U.S. Customs and Border Protection authorities seized approximately 164,000 pounds (about 74,000 kilograms) of meth at the U.S.-Mexico border this past fiscal year ending September 30, up from the 140,000 pounds (about 63,500 kilograms) seized in the was intercepted in the previous twelve months.
And vendors often target the homeless, Shay said.
“It’s a customer base that’s easy to find and exploit,” Shay said. “If you’re an enterprising young drug dealer, all you need is some form of transportation and you’re just driving around and they’re swarming your car.”
Jason Elliott, a 51-year-old unemployed machinist, said he has heard of several heat-related deaths involving meth during his three years on the streets of Phoenix.
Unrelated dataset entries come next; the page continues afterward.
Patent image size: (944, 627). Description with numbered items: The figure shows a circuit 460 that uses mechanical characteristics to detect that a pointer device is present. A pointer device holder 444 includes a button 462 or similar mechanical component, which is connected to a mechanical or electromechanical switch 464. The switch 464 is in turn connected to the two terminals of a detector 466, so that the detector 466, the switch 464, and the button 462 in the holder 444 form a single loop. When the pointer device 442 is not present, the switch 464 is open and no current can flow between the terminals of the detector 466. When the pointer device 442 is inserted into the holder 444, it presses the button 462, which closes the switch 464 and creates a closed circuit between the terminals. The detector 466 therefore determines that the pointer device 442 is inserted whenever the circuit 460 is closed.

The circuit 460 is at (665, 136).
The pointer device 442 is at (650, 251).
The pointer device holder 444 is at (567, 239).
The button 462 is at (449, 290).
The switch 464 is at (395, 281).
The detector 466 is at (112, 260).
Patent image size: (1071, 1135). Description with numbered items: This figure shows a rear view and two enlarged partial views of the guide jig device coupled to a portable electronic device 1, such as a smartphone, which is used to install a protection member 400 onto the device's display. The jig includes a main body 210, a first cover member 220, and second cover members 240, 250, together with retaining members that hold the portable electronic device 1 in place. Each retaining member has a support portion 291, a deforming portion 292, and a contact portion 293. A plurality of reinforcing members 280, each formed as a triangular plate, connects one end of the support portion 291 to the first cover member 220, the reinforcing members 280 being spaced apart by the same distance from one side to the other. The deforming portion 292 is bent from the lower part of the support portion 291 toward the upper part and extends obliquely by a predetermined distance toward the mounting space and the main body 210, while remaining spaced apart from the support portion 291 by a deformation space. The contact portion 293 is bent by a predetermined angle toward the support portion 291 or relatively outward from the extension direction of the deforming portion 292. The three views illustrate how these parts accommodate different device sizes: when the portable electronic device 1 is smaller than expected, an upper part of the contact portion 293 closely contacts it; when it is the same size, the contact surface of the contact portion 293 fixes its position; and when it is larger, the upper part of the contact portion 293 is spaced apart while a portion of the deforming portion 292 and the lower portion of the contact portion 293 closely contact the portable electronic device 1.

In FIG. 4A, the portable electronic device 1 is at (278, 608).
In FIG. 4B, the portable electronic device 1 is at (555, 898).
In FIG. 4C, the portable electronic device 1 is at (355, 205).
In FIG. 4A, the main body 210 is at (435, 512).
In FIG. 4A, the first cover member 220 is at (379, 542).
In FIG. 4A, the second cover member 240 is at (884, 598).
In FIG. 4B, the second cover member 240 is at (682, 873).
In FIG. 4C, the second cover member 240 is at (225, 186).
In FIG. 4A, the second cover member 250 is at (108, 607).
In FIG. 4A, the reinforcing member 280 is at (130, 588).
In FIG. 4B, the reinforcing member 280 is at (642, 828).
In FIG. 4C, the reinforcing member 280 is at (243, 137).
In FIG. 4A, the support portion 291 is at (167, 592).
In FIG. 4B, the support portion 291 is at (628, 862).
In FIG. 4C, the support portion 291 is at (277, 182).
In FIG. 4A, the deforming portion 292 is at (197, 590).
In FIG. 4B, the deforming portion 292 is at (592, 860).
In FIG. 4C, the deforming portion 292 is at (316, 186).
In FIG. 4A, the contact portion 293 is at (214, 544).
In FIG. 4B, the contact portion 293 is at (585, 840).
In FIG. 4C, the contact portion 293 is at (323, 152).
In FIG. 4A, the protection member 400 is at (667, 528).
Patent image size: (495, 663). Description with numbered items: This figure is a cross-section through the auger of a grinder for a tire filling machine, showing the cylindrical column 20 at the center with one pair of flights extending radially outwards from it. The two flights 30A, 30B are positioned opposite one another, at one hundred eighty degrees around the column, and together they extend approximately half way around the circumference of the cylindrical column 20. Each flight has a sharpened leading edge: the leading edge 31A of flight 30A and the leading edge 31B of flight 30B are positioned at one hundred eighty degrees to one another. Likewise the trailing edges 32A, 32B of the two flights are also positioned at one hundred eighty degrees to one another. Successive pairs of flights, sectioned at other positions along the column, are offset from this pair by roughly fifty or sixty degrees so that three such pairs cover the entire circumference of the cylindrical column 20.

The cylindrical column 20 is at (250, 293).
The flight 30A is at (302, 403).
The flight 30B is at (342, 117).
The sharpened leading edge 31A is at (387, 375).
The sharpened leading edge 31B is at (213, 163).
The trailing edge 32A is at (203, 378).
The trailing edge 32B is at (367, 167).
“It’s pretty typical,” Elliot said, noting that stimulants allow people to stay awake and alert to avoid being robbed in shelters or outdoors. “What else can you do? You have stuff; you go to sleep, you wake up and your stuff is gone.
Dr. Nick Staab, assistant medical director for the Maricopa County Department of Public Health, said brochures were printed and distributed at cooling centers this summer to spread the word about the risk of using stimulants and certain prescription drugs in extreme heat.
But it is unclear how many will be achieved. Some cooling centers may not welcome people who use drugs. A better solution, according to Stacey Cope, director of capacity building and education at the harm reduction nonprofit Sonoran Prevention Works, is to lower barriers to entry so that people most at risk “are not expected to be abstinent from drugs, or they don’t do that.” I expect to leave during the hottest part of the day.”
___
Wildeman reported from Hartford, Connecticut.